Zira sağ-sol, cemaatçi fark etmeksizin tüm askeri cuntalar darbenin meşruiyetini “Atatürkçülük”ten, geniş anlamda Kemalizm’den aldıklarını iddia etmişlerdir.

Kemalizm denilen anlayış esas itibarı ile anlam ve kavram çerçeveleri İslam öncesi erken Türk tarihi, daha çok Batı’yı, muasır medeniyeti, daha doğrusu Batı medeniyetini örnek alan, onu önceleyen bir paradigmayı içerir.

Genel itibarıyla Kemalizm’in sol ve sağ kanadından söz edebiliriz.

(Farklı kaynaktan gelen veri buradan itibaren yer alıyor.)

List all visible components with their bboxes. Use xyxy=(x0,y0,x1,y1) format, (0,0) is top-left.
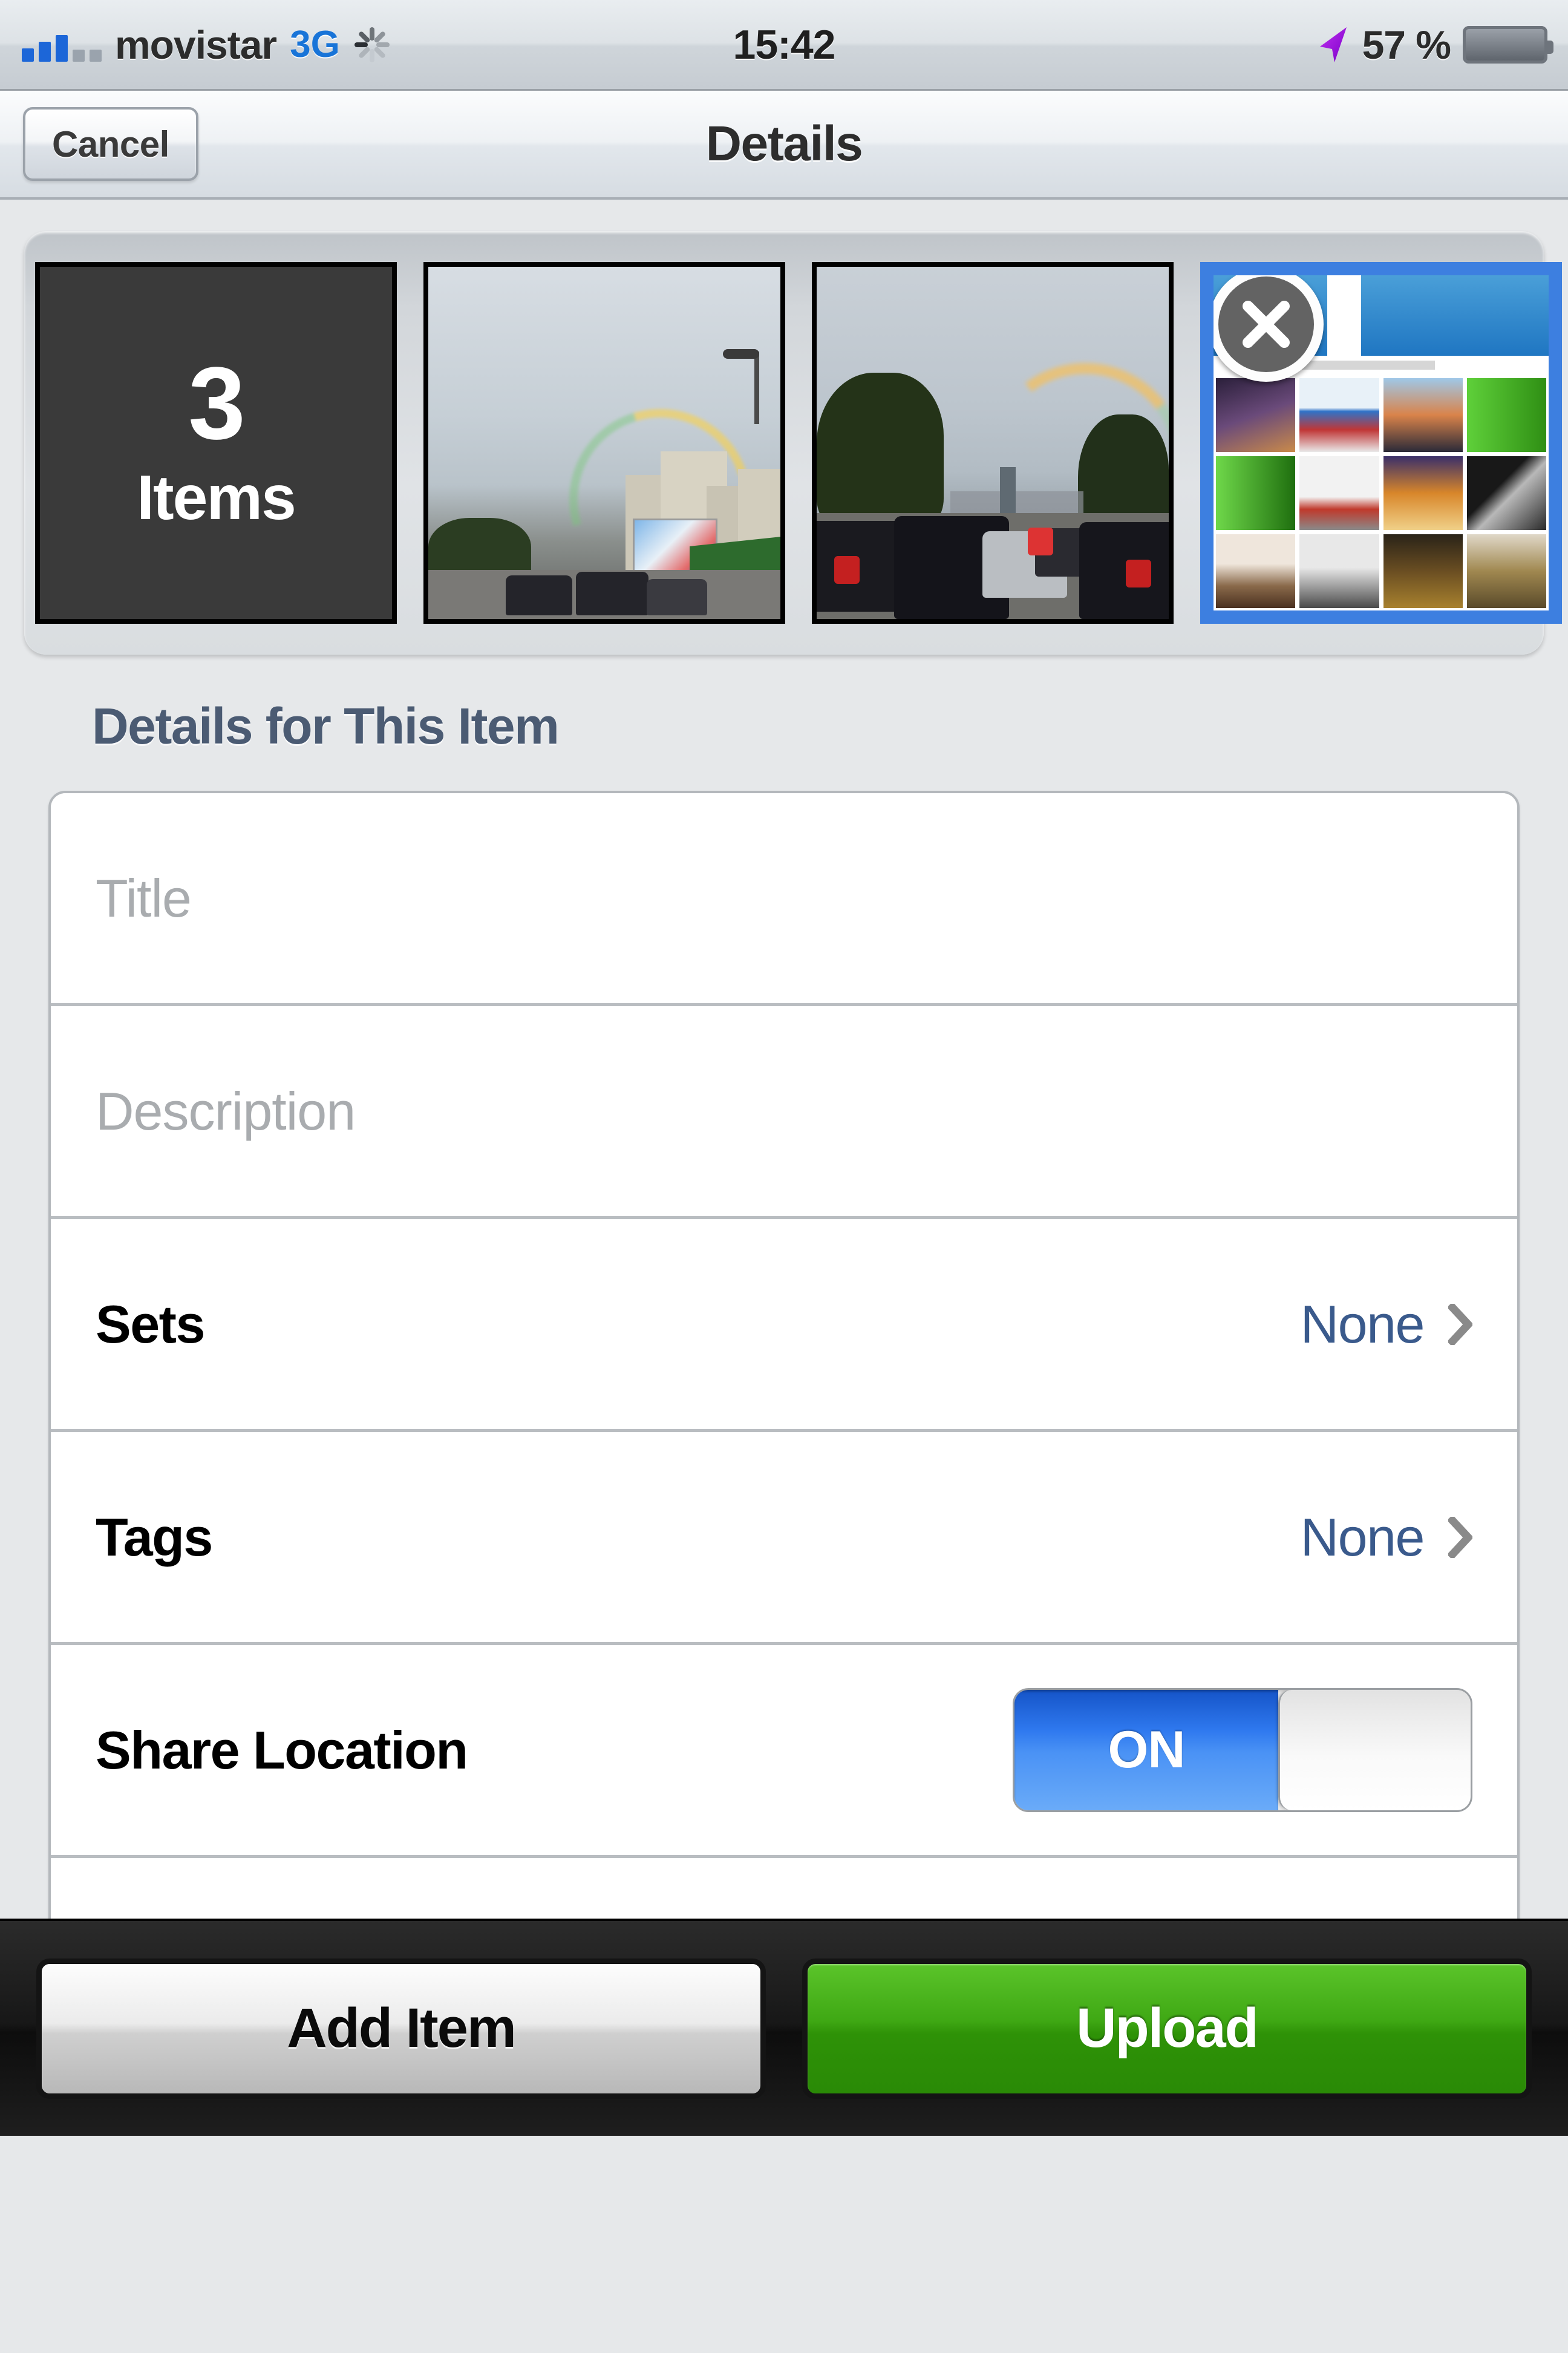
share-location-label: Share Location xyxy=(96,1720,468,1780)
section-header: Details for This Item xyxy=(92,698,560,754)
navigation-bar: Cancel Details xyxy=(0,91,1568,200)
title-row[interactable]: Title xyxy=(51,793,1517,1006)
description-row[interactable]: Description xyxy=(51,1006,1517,1219)
item-count-tile: 3 Items xyxy=(35,262,397,624)
sets-value-group: None xyxy=(1301,1294,1472,1355)
page-title: Details xyxy=(705,116,863,171)
chevron-right-icon xyxy=(1448,1303,1472,1345)
sets-label: Sets xyxy=(96,1294,205,1354)
thumbnail-image xyxy=(817,267,1169,619)
close-x-icon[interactable] xyxy=(1214,275,1324,382)
tags-label: Tags xyxy=(96,1507,213,1567)
share-location-row[interactable]: Share Location ON xyxy=(51,1645,1517,1858)
tags-row[interactable]: Tags None xyxy=(51,1432,1517,1645)
share-location-toggle[interactable]: ON xyxy=(1013,1688,1472,1812)
thumbnail-strip[interactable]: 3 Items xyxy=(24,231,1562,655)
toggle-on-track: ON xyxy=(1014,1690,1278,1810)
thumbnail-photo-grid-screenshot[interactable] xyxy=(1200,262,1562,624)
content-scroll-area[interactable]: 3 Items Details for This Item Title Desc… xyxy=(0,200,1568,2136)
tags-value-group: None xyxy=(1301,1507,1472,1568)
description-input-placeholder[interactable]: Description xyxy=(96,1081,356,1142)
thumbnail-highway-traffic-rainbow[interactable] xyxy=(812,262,1174,624)
battery-icon xyxy=(1463,25,1553,64)
add-item-button[interactable]: Add Item xyxy=(36,1958,766,2099)
item-count-number: 3 xyxy=(188,345,246,461)
details-form-group: Title Description Sets None Tags None Sh… xyxy=(48,791,1520,1951)
item-count-label: Items xyxy=(137,462,296,533)
bottom-toolbar: Add Item Upload xyxy=(0,1919,1568,2136)
sets-row[interactable]: Sets None xyxy=(51,1219,1517,1432)
toggle-state-label: ON xyxy=(1108,1721,1186,1779)
chevron-right-icon xyxy=(1448,1516,1472,1558)
location-arrow-icon xyxy=(1316,26,1350,64)
title-input-placeholder[interactable]: Title xyxy=(96,868,192,929)
status-bar: movistar 3G 15:42 57 % xyxy=(0,0,1568,91)
toggle-knob[interactable] xyxy=(1278,1690,1471,1810)
share-location-control: ON xyxy=(1013,1688,1472,1812)
upload-button[interactable]: Upload xyxy=(802,1958,1532,2099)
sets-value: None xyxy=(1300,1294,1425,1354)
tags-value: None xyxy=(1300,1507,1425,1567)
thumbnail-image xyxy=(428,267,780,619)
thumbnail-city-street-rainbow[interactable] xyxy=(423,262,785,624)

Sağ kanadı Recep Peker ve Ülkü dergisi çevresidir ve bu yapı nasyonal faşizme çok yakın bir anlayıştır.

Sola yakın kanadı ise, Yakup Kadri ve Kadro dergisi çevresidir.

Bu kanat ie, aydınlanmacı seküler ilerlemeci Volter’in deyimi ile halka rağmen bir halkçılığı önceleyen pozitivist bir bakış açısıyla meselelere yaklaşır.

Daha sonraki aşamalarda liberal sosyal demokrat bir Kemalizm inşası da olmuştur.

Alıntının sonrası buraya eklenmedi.